SDR : Tous ces pays sont les bénéficiaires potentiels de ce Fonds bleu mais il y a beaucoup de travail à faire pour définir comment nous allons administrer le Fonds, quelle en sera la gouvernance, etc. Pas mal de questions qu'il faut discuter en détail avant d’en concrétiser les réponses. Ce travail de mise en œuvre commence maintenant. Une réunion interministérielle des pays concernés se tiendra au mois de mars 2017 pour arriver à un accord sur les questions que je viens d'évoquer. Elle se fera probablement à Brazzaville à l'invitation du président Denis Sassou N'Guesso.

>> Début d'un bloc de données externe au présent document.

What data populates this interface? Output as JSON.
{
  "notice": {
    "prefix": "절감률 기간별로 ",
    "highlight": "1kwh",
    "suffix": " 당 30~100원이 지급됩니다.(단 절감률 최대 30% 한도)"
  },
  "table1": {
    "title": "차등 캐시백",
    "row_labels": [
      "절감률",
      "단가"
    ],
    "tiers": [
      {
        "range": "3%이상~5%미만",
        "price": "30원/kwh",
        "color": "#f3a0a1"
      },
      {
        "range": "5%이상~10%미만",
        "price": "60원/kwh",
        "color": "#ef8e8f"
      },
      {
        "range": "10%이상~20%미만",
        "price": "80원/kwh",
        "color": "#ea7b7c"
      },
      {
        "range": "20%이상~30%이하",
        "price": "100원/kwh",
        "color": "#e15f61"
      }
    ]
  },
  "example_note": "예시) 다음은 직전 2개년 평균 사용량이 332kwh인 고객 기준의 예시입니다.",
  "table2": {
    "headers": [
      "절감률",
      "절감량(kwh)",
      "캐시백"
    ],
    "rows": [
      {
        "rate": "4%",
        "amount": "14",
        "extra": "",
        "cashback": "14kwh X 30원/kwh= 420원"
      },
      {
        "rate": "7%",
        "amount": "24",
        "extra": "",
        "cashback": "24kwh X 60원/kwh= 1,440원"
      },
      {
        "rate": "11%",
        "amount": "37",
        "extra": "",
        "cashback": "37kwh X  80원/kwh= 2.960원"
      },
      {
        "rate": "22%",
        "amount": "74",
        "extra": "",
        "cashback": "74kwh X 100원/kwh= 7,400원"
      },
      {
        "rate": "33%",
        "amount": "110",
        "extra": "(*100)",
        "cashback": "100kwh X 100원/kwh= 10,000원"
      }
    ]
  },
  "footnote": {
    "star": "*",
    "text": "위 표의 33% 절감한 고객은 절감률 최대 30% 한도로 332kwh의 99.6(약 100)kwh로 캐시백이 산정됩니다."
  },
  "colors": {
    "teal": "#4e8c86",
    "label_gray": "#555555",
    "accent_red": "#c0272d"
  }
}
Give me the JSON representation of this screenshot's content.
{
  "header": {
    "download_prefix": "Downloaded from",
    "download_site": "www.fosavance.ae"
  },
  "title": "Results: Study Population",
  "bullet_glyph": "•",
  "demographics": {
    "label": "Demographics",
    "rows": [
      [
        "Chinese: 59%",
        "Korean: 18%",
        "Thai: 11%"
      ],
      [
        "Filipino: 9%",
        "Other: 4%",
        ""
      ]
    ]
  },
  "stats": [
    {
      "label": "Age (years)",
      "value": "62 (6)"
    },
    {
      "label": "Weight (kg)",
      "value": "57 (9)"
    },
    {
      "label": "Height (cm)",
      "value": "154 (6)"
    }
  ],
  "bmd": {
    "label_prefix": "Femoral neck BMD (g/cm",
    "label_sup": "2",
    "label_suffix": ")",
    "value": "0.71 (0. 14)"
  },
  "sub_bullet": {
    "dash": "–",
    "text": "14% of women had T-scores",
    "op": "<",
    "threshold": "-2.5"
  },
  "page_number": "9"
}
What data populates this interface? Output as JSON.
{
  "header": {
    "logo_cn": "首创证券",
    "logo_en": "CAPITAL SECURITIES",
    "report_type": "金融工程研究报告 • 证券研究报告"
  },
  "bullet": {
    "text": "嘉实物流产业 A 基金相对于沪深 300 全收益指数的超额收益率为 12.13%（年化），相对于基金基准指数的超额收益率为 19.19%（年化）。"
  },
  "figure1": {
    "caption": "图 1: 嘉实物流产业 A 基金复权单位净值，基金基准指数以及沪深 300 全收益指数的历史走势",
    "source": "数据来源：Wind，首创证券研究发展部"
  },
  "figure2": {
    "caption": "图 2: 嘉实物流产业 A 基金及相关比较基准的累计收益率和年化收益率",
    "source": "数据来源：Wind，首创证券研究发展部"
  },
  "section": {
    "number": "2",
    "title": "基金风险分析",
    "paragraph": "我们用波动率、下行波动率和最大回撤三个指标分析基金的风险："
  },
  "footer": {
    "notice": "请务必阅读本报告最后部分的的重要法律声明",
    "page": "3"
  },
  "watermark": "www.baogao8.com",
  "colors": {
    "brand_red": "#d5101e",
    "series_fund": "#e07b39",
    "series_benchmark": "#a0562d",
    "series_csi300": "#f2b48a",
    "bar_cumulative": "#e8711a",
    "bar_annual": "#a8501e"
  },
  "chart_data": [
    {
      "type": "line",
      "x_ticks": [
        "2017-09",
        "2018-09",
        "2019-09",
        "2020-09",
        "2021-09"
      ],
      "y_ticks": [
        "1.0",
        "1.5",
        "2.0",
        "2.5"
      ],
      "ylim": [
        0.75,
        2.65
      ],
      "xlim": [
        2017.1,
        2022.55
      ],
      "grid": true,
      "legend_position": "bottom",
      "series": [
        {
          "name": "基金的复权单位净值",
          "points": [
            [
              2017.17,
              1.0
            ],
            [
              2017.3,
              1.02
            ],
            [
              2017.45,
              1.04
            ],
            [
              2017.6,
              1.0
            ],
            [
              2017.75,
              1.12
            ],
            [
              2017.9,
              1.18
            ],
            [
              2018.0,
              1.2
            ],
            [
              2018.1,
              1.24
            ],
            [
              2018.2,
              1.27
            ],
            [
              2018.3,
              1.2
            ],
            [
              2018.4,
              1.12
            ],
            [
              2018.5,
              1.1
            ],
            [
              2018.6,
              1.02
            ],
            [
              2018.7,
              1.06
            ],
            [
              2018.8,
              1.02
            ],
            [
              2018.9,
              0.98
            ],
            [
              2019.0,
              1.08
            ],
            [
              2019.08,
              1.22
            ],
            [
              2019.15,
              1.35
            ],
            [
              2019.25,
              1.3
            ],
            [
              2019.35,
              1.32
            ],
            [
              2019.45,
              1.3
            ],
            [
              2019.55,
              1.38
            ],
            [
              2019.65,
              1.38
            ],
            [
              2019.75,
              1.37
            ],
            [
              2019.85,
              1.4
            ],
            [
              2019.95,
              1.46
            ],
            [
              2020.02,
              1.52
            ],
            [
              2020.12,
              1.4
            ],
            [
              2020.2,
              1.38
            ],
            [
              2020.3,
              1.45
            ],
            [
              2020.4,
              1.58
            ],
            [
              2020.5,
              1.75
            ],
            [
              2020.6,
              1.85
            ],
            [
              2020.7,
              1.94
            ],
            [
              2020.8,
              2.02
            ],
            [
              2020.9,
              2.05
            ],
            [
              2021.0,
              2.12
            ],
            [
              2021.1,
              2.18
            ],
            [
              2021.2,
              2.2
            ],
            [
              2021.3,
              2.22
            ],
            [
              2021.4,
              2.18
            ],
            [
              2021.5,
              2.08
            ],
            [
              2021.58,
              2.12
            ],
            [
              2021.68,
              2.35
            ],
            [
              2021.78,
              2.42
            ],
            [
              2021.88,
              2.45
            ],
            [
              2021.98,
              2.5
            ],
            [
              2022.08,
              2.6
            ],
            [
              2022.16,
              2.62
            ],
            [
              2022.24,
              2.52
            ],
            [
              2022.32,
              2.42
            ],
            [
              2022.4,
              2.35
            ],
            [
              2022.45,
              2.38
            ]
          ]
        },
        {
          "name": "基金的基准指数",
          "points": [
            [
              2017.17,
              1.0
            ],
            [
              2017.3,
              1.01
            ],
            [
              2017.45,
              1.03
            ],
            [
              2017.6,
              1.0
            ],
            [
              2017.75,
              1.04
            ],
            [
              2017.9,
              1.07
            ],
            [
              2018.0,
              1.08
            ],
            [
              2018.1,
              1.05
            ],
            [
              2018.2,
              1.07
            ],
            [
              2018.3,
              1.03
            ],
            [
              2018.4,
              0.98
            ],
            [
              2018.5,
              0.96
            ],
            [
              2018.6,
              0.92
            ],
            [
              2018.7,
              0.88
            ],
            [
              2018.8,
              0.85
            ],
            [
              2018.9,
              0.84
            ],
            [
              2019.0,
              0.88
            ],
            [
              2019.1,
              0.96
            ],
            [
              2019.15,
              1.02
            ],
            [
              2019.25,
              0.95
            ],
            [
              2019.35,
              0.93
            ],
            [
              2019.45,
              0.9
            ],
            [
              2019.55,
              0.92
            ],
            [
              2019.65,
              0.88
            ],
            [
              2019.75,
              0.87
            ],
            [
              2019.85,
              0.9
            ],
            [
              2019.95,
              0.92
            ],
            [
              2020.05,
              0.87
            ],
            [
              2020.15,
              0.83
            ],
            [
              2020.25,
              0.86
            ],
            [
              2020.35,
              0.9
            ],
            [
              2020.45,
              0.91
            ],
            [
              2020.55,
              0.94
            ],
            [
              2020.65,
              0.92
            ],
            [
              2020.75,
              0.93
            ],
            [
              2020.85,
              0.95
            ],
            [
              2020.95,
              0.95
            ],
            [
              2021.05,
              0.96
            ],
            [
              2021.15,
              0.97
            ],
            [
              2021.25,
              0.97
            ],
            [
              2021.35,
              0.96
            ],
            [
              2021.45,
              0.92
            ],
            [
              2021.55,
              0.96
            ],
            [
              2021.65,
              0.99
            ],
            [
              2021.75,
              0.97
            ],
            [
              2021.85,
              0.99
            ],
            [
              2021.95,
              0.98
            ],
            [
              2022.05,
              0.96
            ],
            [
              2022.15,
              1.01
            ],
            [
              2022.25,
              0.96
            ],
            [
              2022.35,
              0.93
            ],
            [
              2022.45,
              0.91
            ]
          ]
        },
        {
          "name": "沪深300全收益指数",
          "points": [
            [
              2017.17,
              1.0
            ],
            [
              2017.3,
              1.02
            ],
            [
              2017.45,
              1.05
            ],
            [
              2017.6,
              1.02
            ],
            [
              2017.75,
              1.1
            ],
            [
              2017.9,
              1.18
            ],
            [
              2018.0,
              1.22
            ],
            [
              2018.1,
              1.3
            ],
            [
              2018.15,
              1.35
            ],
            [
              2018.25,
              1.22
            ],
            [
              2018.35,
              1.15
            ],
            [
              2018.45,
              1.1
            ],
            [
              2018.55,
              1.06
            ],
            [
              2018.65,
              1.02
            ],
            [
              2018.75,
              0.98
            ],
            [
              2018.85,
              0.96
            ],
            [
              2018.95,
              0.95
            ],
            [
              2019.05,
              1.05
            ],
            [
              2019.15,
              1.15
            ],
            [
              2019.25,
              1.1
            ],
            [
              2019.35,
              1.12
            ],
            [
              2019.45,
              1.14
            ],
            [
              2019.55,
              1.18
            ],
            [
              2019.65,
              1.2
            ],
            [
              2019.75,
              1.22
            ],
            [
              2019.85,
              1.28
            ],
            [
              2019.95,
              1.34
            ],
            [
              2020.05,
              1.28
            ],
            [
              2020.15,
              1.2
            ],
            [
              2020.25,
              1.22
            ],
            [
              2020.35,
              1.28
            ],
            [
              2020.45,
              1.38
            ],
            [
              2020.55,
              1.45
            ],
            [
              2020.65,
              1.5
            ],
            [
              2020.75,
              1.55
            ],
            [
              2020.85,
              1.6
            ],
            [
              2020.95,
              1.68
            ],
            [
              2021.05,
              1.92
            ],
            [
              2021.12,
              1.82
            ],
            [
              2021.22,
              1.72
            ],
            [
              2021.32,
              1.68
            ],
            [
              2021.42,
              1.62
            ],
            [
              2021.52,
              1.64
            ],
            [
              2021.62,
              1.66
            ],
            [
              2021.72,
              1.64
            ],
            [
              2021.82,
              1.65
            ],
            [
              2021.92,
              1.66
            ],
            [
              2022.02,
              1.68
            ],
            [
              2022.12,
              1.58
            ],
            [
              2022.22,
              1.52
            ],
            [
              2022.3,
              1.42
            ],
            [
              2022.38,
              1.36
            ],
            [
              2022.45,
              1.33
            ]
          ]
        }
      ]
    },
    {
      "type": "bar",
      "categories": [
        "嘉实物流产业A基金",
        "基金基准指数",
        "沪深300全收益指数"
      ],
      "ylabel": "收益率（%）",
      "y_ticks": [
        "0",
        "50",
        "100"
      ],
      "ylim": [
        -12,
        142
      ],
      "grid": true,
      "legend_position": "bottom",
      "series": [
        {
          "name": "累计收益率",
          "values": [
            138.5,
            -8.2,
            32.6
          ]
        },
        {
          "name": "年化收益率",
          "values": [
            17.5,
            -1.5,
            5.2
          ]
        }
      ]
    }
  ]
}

Une fois définie une position commune, collective des pays du Bassin du Congo, une discussion sera engagée avec les bailleurs de fonds, le Fonds vert, la Banque mondiale, etc.  Maintenant, il est temps d'avancer, de donner l’impulsion à ce projet. Un des rôles de la fondation de Brazzaville est de s'assurer de cette impulsion, cette motivation de tous les pays. Nous allons jouer ce rôle, avec évidemment le soutien et l'aide du président congolais.

LDB : Il existe sur le continent des organismes régionaux qui travaillent déjà dans ce sens. Seront-ils des partenaires pour vous ?

SDR ; Le Fonds bleu ne vient pas en concurrence avec ceux qui existent dans le monde. Nous avons déjà eu des entretiens avec le CICOS par exemple et effectivement, il faut travailler avec les organisations régionales existantes. Elles peuvent jouer un rôle important dans cette initiative mais, d'une certaine manière, il revient aux pays du Bassin du Congo de définir eux-mêmes le rôle exact des organisations existantes. Avec plusieurs possibilités. Par exemple, une organisation doit diriger le Fonds bleu. Qui le fera ? Une organisation existante ? Faudra-t-il en créer une nouvelle ? Aucune décision n'a encore été prise sur ce point. La fondation va animer cette discussion, qui se fera entre les pays eux mêmes, car il leur appartient de prendre les décisions. Un plan d'investissement est aussi à bâtir.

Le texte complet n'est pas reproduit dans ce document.